Areas of strength included:
- Solid assumptions and scalability awareness, including both peak and average load estimations.
- Fast and structured breakdown of functional requirements, plus thoughtful CAP theorem tradeoff discussions (e.g., high availability at system level vs. strong consistency in message delivery).
- Deep familiarity with websocket vs. long polling, and good initiative in focusing the discussion on online users first.
- Clear high-level design with workflow and entity expansion — modeling thread as parent of message, supporting both 1-1 DMs and channels.
- Strong understanding of entity relationships (user, message, channel, channel_participants, etc.) and how those power the backend.
- Great breakdown of websocket message events and payload structures.
- Excellent treatment of media message handling — pre-signed S3 URLs, media keys, upload parallelism, and why URLs don’t need to be tracked.
- Smart inclusion of CDNs and recipient-side media fetching using keys.
- Consideration for multi-device session management, local caching, and handling message history fetch with pagination.
- Strong modeling of offline inbox flows and flush-on-reconnect behavior.
- Good insight into hot channels (celebrity-style) — switching to pull rather than push.
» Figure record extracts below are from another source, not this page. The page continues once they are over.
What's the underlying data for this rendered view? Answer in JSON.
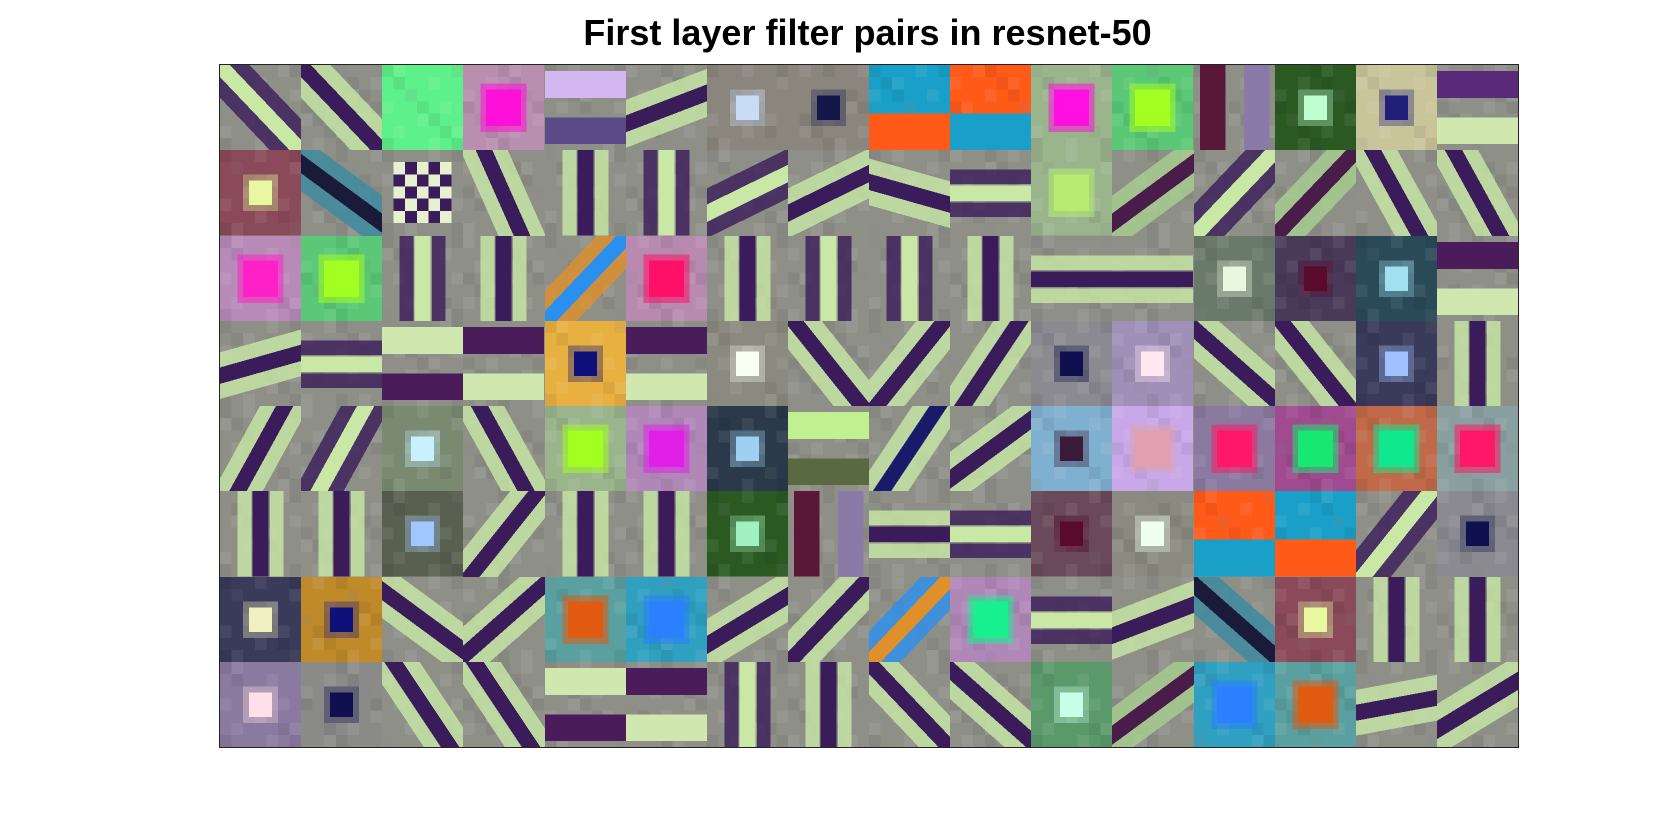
{
  "figure": {
    "title": "First layer filter pairs in resnet-50"
  },
  "grid": {
    "rows": 8,
    "cols": 16,
    "palette": {
      "gray": "#8e9088",
      "cream": "#c9e8a6",
      "purple": "#3a1c5a",
      "lavender": "#c7b8e6"
    },
    "tiles": [
      {
        "kind": "bar",
        "fg": "#c9e8a6",
        "bg2": "#3a1c5a",
        "ang": 45
      },
      {
        "kind": "bar",
        "fg": "#3a1c5a",
        "bg2": "#c9e8a6",
        "ang": 45
      },
      {
        "kind": "solid",
        "bg": "#5ef08a"
      },
      {
        "kind": "blob",
        "bg": "#b98fb0",
        "fg": "#ff10d8"
      },
      {
        "kind": "hstripe",
        "fg": "#d4b6f0",
        "bg2": "#5a4a88"
      },
      {
        "kind": "bar",
        "fg": "#3a1c5a",
        "bg2": "#c9e8a6",
        "ang": -20
      },
      {
        "kind": "dot",
        "bg": "#8a867e",
        "fg": "#c8dcf4"
      },
      {
        "kind": "dot",
        "bg": "#8a867e",
        "fg": "#141848"
      },
      {
        "kind": "split",
        "bg": "#1aa0c8",
        "fg": "#ff5a18"
      },
      {
        "kind": "split",
        "bg": "#ff5a18",
        "fg": "#1aa0c8"
      },
      {
        "kind": "blob",
        "bg": "#9ab48c",
        "fg": "#ff10e0"
      },
      {
        "kind": "blob",
        "bg": "#5ac876",
        "fg": "#a2ff20"
      },
      {
        "kind": "vstripe",
        "fg": "#5a1838",
        "bg2": "#8a7aa8"
      },
      {
        "kind": "dot",
        "bg": "#2a5a22",
        "fg": "#c0ffd0"
      },
      {
        "kind": "dot",
        "bg": "#cac49a",
        "fg": "#20207a"
      },
      {
        "kind": "hstripe",
        "fg": "#5a2a7a",
        "bg2": "#d0e8b0"
      },
      {
        "kind": "dot",
        "bg": "#8a4a5a",
        "fg": "#e8f8a0"
      },
      {
        "kind": "bar",
        "fg": "#1a1a3a",
        "bg2": "#3a8aa0",
        "ang": 35
      },
      {
        "kind": "check",
        "fg": "#e8f0d0",
        "bg2": "#3a1c5a"
      },
      {
        "kind": "bar",
        "fg": "#3a1c5a",
        "bg2": "#c9e8a6",
        "ang": 65
      },
      {
        "kind": "vbar",
        "fg": "#3a1c5a",
        "bg2": "#c9e8a6"
      },
      {
        "kind": "vbar",
        "fg": "#c9e8a6",
        "bg2": "#3a1c5a"
      },
      {
        "kind": "bar",
        "fg": "#c9e8a6",
        "bg2": "#3a1c5a",
        "ang": -25
      },
      {
        "kind": "bar",
        "fg": "#3a1c5a",
        "bg2": "#c9e8a6",
        "ang": -25
      },
      {
        "kind": "bar",
        "fg": "#3a1c5a",
        "bg2": "#c9e8a6",
        "ang": 15
      },
      {
        "kind": "hbar",
        "fg": "#c9e8a6",
        "bg2": "#3a1c5a"
      },
      {
        "kind": "blob",
        "bg": "#9ab48c",
        "fg": "#b8ec70"
      },
      {
        "kind": "bar",
        "fg": "#4a1c4a",
        "bg2": "#a8d090",
        "ang": -35
      },
      {
        "kind": "bar",
        "fg": "#c9e8a6",
        "bg2": "#3a1c5a",
        "ang": -45
      },
      {
        "kind": "bar",
        "fg": "#4a1c4a",
        "bg2": "#a8d090",
        "ang": -45
      },
      {
        "kind": "bar",
        "fg": "#3a1c5a",
        "bg2": "#c9e8a6",
        "ang": 60
      },
      {
        "kind": "bar",
        "fg": "#3a1c5a",
        "bg2": "#c9e8a6",
        "ang": 60
      },
      {
        "kind": "blob",
        "bg": "#b88ab8",
        "fg": "#ff20c8"
      },
      {
        "kind": "blob",
        "bg": "#5ac876",
        "fg": "#a2ff20"
      },
      {
        "kind": "vbar",
        "fg": "#c9e8a6",
        "bg2": "#3a1c5a"
      },
      {
        "kind": "vbar",
        "fg": "#3a1c5a",
        "bg2": "#c9e8a6"
      },
      {
        "kind": "bar",
        "fg": "#2a90f0",
        "bg2": "#e0902a",
        "ang": -45
      },
      {
        "kind": "blob",
        "bg": "#b88ab0",
        "fg": "#ff1068"
      },
      {
        "kind": "vbar",
        "fg": "#3a1c5a",
        "bg2": "#c9e8a6"
      },
      {
        "kind": "vbar",
        "fg": "#c9e8a6",
        "bg2": "#3a1c5a"
      },
      {
        "kind": "vbar",
        "fg": "#c9e8a6",
        "bg2": "#3a1c5a"
      },
      {
        "kind": "vbar",
        "fg": "#3a1c5a",
        "bg2": "#c9e8a6"
      },
      {
        "kind": "hbar",
        "fg": "#3a1c5a",
        "bg2": "#c9e8a6"
      },
      {
        "kind": "hbar",
        "fg": "#3a1c5a",
        "bg2": "#c9e8a6"
      },
      {
        "kind": "dot",
        "bg": "#6a7a6a",
        "fg": "#e8f8e0"
      },
      {
        "kind": "dot",
        "bg": "#4a3a5a",
        "fg": "#5a0a2a"
      },
      {
        "kind": "dot",
        "bg": "#2a4a58",
        "fg": "#a0e0f0"
      },
      {
        "kind": "hstripe",
        "fg": "#4a1c5a",
        "bg2": "#d0e8b0"
      },
      {
        "kind": "bar",
        "fg": "#3a1c5a",
        "bg2": "#c9e8a6",
        "ang": -15
      },
      {
        "kind": "hbar",
        "fg": "#c9e8a6",
        "bg2": "#3a1c5a"
      },
      {
        "kind": "hstripe",
        "fg": "#d0e8b0",
        "bg2": "#4a1c5a"
      },
      {
        "kind": "hstripe",
        "fg": "#4a1c5a",
        "bg2": "#d0e8b0"
      },
      {
        "kind": "dot",
        "bg": "#e8b040",
        "fg": "#10107a"
      },
      {
        "kind": "hstripe",
        "fg": "#4a1c5a",
        "bg2": "#d0e8b0"
      },
      {
        "kind": "dot",
        "bg": "#8a8a80",
        "fg": "#f8fff0"
      },
      {
        "kind": "bar",
        "fg": "#3a1c5a",
        "bg2": "#c9e8a6",
        "ang": 50
      },
      {
        "kind": "bar",
        "fg": "#3a1c5a",
        "bg2": "#c9e8a6",
        "ang": -50
      },
      {
        "kind": "bar",
        "fg": "#3a1c5a",
        "bg2": "#c9e8a6",
        "ang": -55
      },
      {
        "kind": "dot",
        "bg": "#8a8a90",
        "fg": "#101050"
      },
      {
        "kind": "dot",
        "bg": "#a090b8",
        "fg": "#ffe8f0"
      },
      {
        "kind": "bar",
        "fg": "#3a1c5a",
        "bg2": "#c9e8a6",
        "ang": 40
      },
      {
        "kind": "bar",
        "fg": "#3a1c5a",
        "bg2": "#c9e8a6",
        "ang": 50
      },
      {
        "kind": "dot",
        "bg": "#3a3a5a",
        "fg": "#a0c0ff"
      },
      {
        "kind": "vbar",
        "fg": "#3a1c5a",
        "bg2": "#c9e8a6"
      },
      {
        "kind": "bar",
        "fg": "#3a1c5a",
        "bg2": "#c9e8a6",
        "ang": -60
      },
      {
        "kind": "bar",
        "fg": "#c9e8a6",
        "bg2": "#3a1c5a",
        "ang": -60
      },
      {
        "kind": "dot",
        "bg": "#7a8a70",
        "fg": "#c8f0ff"
      },
      {
        "kind": "bar",
        "fg": "#3a1c5a",
        "bg2": "#c9e8a6",
        "ang": 60
      },
      {
        "kind": "blob",
        "bg": "#9ab48c",
        "fg": "#a2ff20"
      },
      {
        "kind": "blob",
        "bg": "#b088b8",
        "fg": "#e020e8"
      },
      {
        "kind": "dot",
        "bg": "#2a3a4a",
        "fg": "#a0d0f0"
      },
      {
        "kind": "hstripe",
        "fg": "#c0f090",
        "bg2": "#5a6a40"
      },
      {
        "kind": "bar",
        "fg": "#1a1a6a",
        "bg2": "#c9e8a6",
        "ang": -55
      },
      {
        "kind": "bar",
        "fg": "#3a1c5a",
        "bg2": "#c9e8a6",
        "ang": -35
      },
      {
        "kind": "dot",
        "bg": "#80b0d0",
        "fg": "#3a1c3a"
      },
      {
        "kind": "blob",
        "bg": "#c8a8e8",
        "fg": "#e0a0b0"
      },
      {
        "kind": "blob",
        "bg": "#8a7aa0",
        "fg": "#ff1868"
      },
      {
        "kind": "blob",
        "bg": "#a04a90",
        "fg": "#18e870"
      },
      {
        "kind": "blob",
        "bg": "#c06a4a",
        "fg": "#10e890"
      },
      {
        "kind": "blob",
        "bg": "#8aa0a0",
        "fg": "#ff1868"
      },
      {
        "kind": "vbar",
        "fg": "#3a1c5a",
        "bg2": "#c9e8a6"
      },
      {
        "kind": "vbar",
        "fg": "#3a1c5a",
        "bg2": "#c9e8a6"
      },
      {
        "kind": "dot",
        "bg": "#5a6050",
        "fg": "#a0c8ff"
      },
      {
        "kind": "bar",
        "fg": "#3a1c5a",
        "bg2": "#c9e8a6",
        "ang": -50
      },
      {
        "kind": "vbar",
        "fg": "#3a1c5a",
        "bg2": "#c9e8a6"
      },
      {
        "kind": "vbar",
        "fg": "#3a1c5a",
        "bg2": "#c9e8a6"
      },
      {
        "kind": "dot",
        "bg": "#2a5a22",
        "fg": "#a0f0c0"
      },
      {
        "kind": "vstripe",
        "fg": "#5a1838",
        "bg2": "#8a7aa8"
      },
      {
        "kind": "hbar",
        "fg": "#3a1c5a",
        "bg2": "#c9e8a6"
      },
      {
        "kind": "hbar",
        "fg": "#c9e8a6",
        "bg2": "#3a1c5a"
      },
      {
        "kind": "dot",
        "bg": "#6a4a5a",
        "fg": "#5a0a2a"
      },
      {
        "kind": "dot",
        "bg": "#8a8a80",
        "fg": "#f0fff0"
      },
      {
        "kind": "split",
        "bg": "#ff5a18",
        "fg": "#1aa0c8"
      },
      {
        "kind": "split",
        "bg": "#1aa0c8",
        "fg": "#ff5a18"
      },
      {
        "kind": "bar",
        "fg": "#c9e8a6",
        "bg2": "#3a1c5a",
        "ang": -50
      },
      {
        "kind": "dot",
        "bg": "#8a8a90",
        "fg": "#101050"
      },
      {
        "kind": "dot",
        "bg": "#3a3a5a",
        "fg": "#f0f0c0"
      },
      {
        "kind": "dot",
        "bg": "#c08a2a",
        "fg": "#10107a"
      },
      {
        "kind": "bar",
        "fg": "#3a1c5a",
        "bg2": "#c9e8a6",
        "ang": 35
      },
      {
        "kind": "bar",
        "fg": "#3a1c5a",
        "bg2": "#c9e8a6",
        "ang": -40
      },
      {
        "kind": "blob",
        "bg": "#5aa0a0",
        "fg": "#e05a10"
      },
      {
        "kind": "blob",
        "bg": "#30a0c0",
        "fg": "#2a80ff"
      },
      {
        "kind": "bar",
        "fg": "#3a1c5a",
        "bg2": "#c9e8a6",
        "ang": -30
      },
      {
        "kind": "bar",
        "fg": "#3a1c5a",
        "bg2": "#c9e8a6",
        "ang": -45
      },
      {
        "kind": "bar",
        "fg": "#e0902a",
        "bg2": "#2a90f0",
        "ang": -45
      },
      {
        "kind": "blob",
        "bg": "#b088b8",
        "fg": "#18f090"
      },
      {
        "kind": "hbar",
        "fg": "#c9e8a6",
        "bg2": "#3a1c5a"
      },
      {
        "kind": "bar",
        "fg": "#3a1c5a",
        "bg2": "#c9e8a6",
        "ang": -20
      },
      {
        "kind": "bar",
        "fg": "#1a1a3a",
        "bg2": "#3a8aa0",
        "ang": 40
      },
      {
        "kind": "dot",
        "bg": "#8a4a5a",
        "fg": "#e8f8a0"
      },
      {
        "kind": "vbar",
        "fg": "#3a1c5a",
        "bg2": "#c9e8a6"
      },
      {
        "kind": "vbar",
        "fg": "#3a1c5a",
        "bg2": "#c9e8a6"
      },
      {
        "kind": "dot",
        "bg": "#8a7aa0",
        "fg": "#ffe0e8"
      },
      {
        "kind": "dot",
        "bg": "#8a8a88",
        "fg": "#101050"
      },
      {
        "kind": "bar",
        "fg": "#3a1c5a",
        "bg2": "#c9e8a6",
        "ang": 55
      },
      {
        "kind": "bar",
        "fg": "#3a1c5a",
        "bg2": "#c9e8a6",
        "ang": 55
      },
      {
        "kind": "hstripe",
        "fg": "#d0e8b0",
        "bg2": "#4a1c5a"
      },
      {
        "kind": "hstripe",
        "fg": "#4a1c5a",
        "bg2": "#d0e8b0"
      },
      {
        "kind": "vbar",
        "fg": "#c9e8a6",
        "bg2": "#3a1c5a"
      },
      {
        "kind": "vbar",
        "fg": "#3a1c5a",
        "bg2": "#c9e8a6"
      },
      {
        "kind": "bar",
        "fg": "#3a1c5a",
        "bg2": "#c9e8a6",
        "ang": 45
      },
      {
        "kind": "bar",
        "fg": "#3a1c5a",
        "bg2": "#c9e8a6",
        "ang": 40
      },
      {
        "kind": "dot",
        "bg": "#5a9a6a",
        "fg": "#c8ffe8"
      },
      {
        "kind": "bar",
        "fg": "#4a1c4a",
        "bg2": "#a8d090",
        "ang": -35
      },
      {
        "kind": "blob",
        "bg": "#30a0c0",
        "fg": "#2a80ff"
      },
      {
        "kind": "blob",
        "bg": "#5aa0a0",
        "fg": "#e05a10"
      },
      {
        "kind": "bar",
        "fg": "#3a1c5a",
        "bg2": "#c9e8a6",
        "ang": -10
      },
      {
        "kind": "bar",
        "fg": "#3a1c5a",
        "bg2": "#c9e8a6",
        "ang": -30
      }
    ]
  }
}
- Nuanced discussion of message ordering, including lock-based service-level monotonic timestamps vs. Kafka queue partitioning by chat_id.
- Concrete breakdown of websocket connection flow and Redis TTL caching, including:
- User connects to ws server
- WS fetches chat_ids
- WS caches mapping with TTL lease
- WS subscribes to topic
- WS unsubscribes on TTL expiry
- Device+user-level mapping for deduplication
- Good idempotency design using dedupe keys
Areas for improvement:
- Start with clearer assumptions, especially around initial channel creation and setup, before jumping into message sending logic.
- Re-order some discussion — consider covering online/offline scenarios first, then deletion logic, to keep narrative clean.
- For message history fetch, discuss both volume and latency challenges more deeply — e.g., timestamp and message_id-based indexing in metadata DB to preserve order.
- For celebrity channels, consider inbox message expiry after 30 days, and fetching from DB only on user-triggered access (with optional caching layer).